Als Zeugen wurden im Ermittlungsverfahren der Kläger, die Zeuginnen M. und S. W sowie der Beschuldigte A. H am 11.05.2015 vernommen, wobei die beiden letztgenannten Personen von ihrem Aussageverweigerungsrecht Gebrauch machten.

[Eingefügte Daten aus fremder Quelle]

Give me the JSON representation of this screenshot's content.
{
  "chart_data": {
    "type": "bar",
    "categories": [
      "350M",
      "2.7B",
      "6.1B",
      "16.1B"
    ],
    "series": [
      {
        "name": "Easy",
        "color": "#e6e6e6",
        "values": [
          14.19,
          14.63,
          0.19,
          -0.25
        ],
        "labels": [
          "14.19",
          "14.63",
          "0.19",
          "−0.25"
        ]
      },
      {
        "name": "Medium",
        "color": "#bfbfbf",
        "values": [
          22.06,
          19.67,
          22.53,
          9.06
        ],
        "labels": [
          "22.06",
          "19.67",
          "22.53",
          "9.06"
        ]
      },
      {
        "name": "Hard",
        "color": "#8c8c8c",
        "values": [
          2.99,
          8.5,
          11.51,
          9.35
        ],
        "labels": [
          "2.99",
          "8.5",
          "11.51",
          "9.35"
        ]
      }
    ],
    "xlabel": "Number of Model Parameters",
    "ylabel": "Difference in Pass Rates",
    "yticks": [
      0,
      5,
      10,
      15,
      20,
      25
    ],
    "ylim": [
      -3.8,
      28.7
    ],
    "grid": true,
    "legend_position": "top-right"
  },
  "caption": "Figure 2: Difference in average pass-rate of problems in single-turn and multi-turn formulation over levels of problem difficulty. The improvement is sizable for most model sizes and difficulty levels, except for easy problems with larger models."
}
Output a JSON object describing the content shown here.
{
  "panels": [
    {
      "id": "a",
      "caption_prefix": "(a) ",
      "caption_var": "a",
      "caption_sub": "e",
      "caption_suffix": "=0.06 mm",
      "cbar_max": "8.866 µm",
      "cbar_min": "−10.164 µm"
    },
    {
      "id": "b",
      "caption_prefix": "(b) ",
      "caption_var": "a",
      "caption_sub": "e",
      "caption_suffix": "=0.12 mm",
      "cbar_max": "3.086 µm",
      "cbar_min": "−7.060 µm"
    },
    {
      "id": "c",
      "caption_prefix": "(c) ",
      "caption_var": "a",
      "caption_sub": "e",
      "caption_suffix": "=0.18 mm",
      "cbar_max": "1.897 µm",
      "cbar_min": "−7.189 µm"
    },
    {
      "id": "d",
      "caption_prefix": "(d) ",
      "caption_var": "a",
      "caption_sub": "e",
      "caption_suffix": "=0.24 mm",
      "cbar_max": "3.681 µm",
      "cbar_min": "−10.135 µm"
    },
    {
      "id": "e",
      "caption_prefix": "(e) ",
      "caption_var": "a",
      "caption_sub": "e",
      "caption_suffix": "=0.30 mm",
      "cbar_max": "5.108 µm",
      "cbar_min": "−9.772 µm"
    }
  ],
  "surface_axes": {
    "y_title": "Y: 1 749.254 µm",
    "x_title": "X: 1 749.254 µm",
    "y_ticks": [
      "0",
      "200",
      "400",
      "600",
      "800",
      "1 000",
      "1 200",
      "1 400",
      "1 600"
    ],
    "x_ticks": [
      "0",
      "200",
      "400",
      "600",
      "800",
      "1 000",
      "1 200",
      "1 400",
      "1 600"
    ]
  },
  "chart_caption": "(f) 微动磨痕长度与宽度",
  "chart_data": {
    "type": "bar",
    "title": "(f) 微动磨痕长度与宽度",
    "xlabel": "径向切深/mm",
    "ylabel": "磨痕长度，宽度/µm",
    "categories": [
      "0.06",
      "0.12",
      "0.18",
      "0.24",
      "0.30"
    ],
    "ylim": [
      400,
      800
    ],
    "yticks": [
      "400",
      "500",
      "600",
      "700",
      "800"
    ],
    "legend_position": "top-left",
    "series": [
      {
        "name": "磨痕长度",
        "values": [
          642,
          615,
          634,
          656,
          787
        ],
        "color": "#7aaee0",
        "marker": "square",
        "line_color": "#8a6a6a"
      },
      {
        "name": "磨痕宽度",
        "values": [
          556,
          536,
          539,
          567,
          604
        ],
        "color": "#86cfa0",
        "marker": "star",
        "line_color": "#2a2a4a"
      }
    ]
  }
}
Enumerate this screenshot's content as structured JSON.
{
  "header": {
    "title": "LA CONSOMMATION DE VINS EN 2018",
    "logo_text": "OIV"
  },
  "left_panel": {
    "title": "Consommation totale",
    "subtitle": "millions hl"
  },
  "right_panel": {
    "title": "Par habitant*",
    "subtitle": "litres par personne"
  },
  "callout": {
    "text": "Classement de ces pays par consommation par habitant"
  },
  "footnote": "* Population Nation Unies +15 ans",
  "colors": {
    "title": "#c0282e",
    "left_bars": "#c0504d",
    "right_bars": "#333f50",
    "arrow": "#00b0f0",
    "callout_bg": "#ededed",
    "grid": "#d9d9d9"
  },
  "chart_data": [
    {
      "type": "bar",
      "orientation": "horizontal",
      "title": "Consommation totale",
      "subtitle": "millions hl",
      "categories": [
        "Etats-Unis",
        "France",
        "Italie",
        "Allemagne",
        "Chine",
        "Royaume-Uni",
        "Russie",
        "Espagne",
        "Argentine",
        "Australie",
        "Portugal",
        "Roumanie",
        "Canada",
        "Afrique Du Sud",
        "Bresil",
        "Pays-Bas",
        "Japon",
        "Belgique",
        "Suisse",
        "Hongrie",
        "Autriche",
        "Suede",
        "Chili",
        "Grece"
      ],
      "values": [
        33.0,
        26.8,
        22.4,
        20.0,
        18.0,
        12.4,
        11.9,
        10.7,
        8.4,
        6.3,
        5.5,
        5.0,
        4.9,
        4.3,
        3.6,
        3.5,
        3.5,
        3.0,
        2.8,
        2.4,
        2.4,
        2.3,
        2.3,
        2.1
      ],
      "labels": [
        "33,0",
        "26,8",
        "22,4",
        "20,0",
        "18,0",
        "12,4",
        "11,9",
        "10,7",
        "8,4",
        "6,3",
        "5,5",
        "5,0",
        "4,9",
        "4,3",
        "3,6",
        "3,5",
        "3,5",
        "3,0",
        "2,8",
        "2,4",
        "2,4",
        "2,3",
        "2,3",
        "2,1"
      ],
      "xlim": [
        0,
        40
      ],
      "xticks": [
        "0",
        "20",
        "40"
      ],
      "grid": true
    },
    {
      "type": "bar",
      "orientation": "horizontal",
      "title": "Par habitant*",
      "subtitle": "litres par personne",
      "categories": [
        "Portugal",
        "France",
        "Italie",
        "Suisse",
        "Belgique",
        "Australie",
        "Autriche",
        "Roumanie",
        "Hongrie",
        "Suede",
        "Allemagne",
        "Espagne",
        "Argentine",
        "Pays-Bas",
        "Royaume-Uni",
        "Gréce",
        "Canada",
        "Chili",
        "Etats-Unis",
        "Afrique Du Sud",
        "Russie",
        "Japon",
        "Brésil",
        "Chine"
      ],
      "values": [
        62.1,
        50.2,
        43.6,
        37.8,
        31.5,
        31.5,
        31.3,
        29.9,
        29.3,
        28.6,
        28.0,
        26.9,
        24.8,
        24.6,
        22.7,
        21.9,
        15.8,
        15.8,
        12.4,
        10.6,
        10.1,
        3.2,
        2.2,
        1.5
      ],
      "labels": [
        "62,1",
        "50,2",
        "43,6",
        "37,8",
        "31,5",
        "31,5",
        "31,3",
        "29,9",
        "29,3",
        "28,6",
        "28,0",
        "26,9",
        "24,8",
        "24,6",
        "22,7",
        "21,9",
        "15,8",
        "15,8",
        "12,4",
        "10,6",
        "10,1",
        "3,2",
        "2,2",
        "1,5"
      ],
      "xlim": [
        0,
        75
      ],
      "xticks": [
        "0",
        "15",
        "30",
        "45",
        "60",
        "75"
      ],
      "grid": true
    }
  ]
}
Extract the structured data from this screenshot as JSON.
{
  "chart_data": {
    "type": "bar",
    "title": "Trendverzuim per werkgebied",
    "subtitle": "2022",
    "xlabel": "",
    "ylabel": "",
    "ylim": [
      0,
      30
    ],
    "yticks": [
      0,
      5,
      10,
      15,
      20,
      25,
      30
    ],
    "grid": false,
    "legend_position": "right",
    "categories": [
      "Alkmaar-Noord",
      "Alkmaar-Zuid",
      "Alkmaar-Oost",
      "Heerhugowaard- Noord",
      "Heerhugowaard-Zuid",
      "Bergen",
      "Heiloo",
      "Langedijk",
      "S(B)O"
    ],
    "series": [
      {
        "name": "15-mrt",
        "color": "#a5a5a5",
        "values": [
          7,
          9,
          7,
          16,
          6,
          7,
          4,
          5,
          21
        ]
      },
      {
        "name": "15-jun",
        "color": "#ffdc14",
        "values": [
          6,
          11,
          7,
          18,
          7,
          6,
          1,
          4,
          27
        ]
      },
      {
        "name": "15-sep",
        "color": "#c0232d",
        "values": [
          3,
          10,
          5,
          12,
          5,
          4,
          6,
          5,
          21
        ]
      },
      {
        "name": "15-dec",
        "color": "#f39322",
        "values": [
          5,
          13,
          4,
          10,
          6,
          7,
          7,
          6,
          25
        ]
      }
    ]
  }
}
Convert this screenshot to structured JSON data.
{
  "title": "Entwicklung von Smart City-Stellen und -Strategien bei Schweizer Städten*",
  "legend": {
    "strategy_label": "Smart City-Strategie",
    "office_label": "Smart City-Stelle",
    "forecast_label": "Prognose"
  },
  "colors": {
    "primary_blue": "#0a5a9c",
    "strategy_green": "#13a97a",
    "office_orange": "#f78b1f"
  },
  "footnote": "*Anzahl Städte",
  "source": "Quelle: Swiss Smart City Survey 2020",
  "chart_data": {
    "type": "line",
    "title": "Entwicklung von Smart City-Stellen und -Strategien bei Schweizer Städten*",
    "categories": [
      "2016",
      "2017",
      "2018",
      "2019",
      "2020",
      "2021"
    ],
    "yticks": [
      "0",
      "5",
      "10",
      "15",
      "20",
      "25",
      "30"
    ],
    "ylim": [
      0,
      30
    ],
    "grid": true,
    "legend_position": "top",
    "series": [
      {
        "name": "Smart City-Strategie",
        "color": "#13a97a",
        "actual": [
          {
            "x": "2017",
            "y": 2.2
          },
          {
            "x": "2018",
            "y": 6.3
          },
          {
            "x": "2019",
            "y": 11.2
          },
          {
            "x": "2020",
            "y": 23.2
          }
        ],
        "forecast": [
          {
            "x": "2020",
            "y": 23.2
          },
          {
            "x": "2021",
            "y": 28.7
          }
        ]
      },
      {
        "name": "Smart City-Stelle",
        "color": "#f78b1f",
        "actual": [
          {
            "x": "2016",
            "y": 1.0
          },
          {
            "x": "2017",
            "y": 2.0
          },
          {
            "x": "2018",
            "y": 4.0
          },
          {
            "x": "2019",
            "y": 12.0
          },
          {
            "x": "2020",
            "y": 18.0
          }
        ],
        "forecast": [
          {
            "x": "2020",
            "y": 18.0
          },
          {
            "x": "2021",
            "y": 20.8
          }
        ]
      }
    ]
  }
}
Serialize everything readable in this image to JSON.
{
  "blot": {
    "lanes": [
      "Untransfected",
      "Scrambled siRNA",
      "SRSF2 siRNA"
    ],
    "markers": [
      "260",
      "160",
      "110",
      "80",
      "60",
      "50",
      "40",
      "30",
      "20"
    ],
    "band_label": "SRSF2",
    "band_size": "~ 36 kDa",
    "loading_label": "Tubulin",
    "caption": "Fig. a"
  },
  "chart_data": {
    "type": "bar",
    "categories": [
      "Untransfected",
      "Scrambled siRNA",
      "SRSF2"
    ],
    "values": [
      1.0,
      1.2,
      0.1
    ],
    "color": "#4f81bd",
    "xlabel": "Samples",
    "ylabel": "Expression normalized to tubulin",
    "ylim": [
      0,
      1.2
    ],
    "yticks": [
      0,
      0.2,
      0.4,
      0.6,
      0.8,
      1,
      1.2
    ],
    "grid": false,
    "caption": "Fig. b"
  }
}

Am 03.09.2015 erging gegen A. H ein Strafbefehl wegen Körperverletzung und Bedrohung nach den §§ 223 Abs. 1, 230, 241, 52 StGB, mit dem gegen ihn eine Geldstrafe von 30 Tagessätzen zu je 30,00 € festgesetzt wurde. Aufgrund seines Einspruchs gegen die Höhe der Tagessätze setzte das Amtsgericht Prenzlau mit Beschluss vom 09.10.2015 () die Höhe der Tagessätze auf 15,00 € herab und stellte im Übrigen folgenden Tatbestand fest:

„Am 01.03.2015 gegen 01:15 Uhr kam es in der Wohnung, Gstraße 13 in P zunächst zu einer Auseinandersetzung zwischen dem Angeklagten und den Zeuginnen S. und S. W und zwischen dem Angeklagten und seiner Ehefrau. Der Zeuge G wollte den Streit schlichten und ging zwischen die Rangelei. Als der Zeuge G versuchte, den Angeklagten daran zu hindern, mit dem Fahrzeug loszufahren, schlug der Angeklagte dem Zeugen G ohne Vorankündigung in die rechte Gesichtshälfte. Der Zeuge wehrte sich dagegen mittels eines Schlages in Richtung des Angeklagten. Bei diesem Schlag verletzte sich der Zeuge und erlitt eine Fraktur der linken Mittelhand. In der weiteren Folge des Streits holten der Angeklagte ein Küchenmesser und richtete es auf den Zeugen G. Dabei äußerte der Angeklagte gegenüber dem Zeugen G, dass er ihn abstehen würde.“

Nach Auswertung dieser Unterlagen lehnte es die Beklagte mit Bescheid vom 30.03.2016 ab, das Ereignis vom 01.03.2015 als Arbeitsunfall anzuerkennen. Zur Begründung führte die Beklagte aus, dass der Versicherungsschutz gemäß § 2 Abs. 1 Nr. 13a Sozialgesetzbuch Siebtes Buch (SGB VII; Hilfeleistung) ab dem Zeitpunkt zu verneinen sei, als sich der Kläger aktiv auf die körperliche Auseinandersetzung mit Herrn H eingelassen und damit eine Gefahrenlage für den Kläger selbst bestanden habe, womit der Selbstschutzgedanke im Vordergrund gestanden habe. Hierzu verwies die Beklagte auf ein Urteil des Sozialgerichts Berlin vom 14.09.2010 zum Aktenzeichen S 68 U 927/08, wonach eine Hilfeleistung dann beendet sei, wenn der Betroffene bei einer gegen ihn gerichteten Attacke nicht nur die Schläge abblocke und versuche, sich dem Angreifer zu entziehen, sondern selbst aktiv eingreife und sich positiv auf die Schlägerei einlasse.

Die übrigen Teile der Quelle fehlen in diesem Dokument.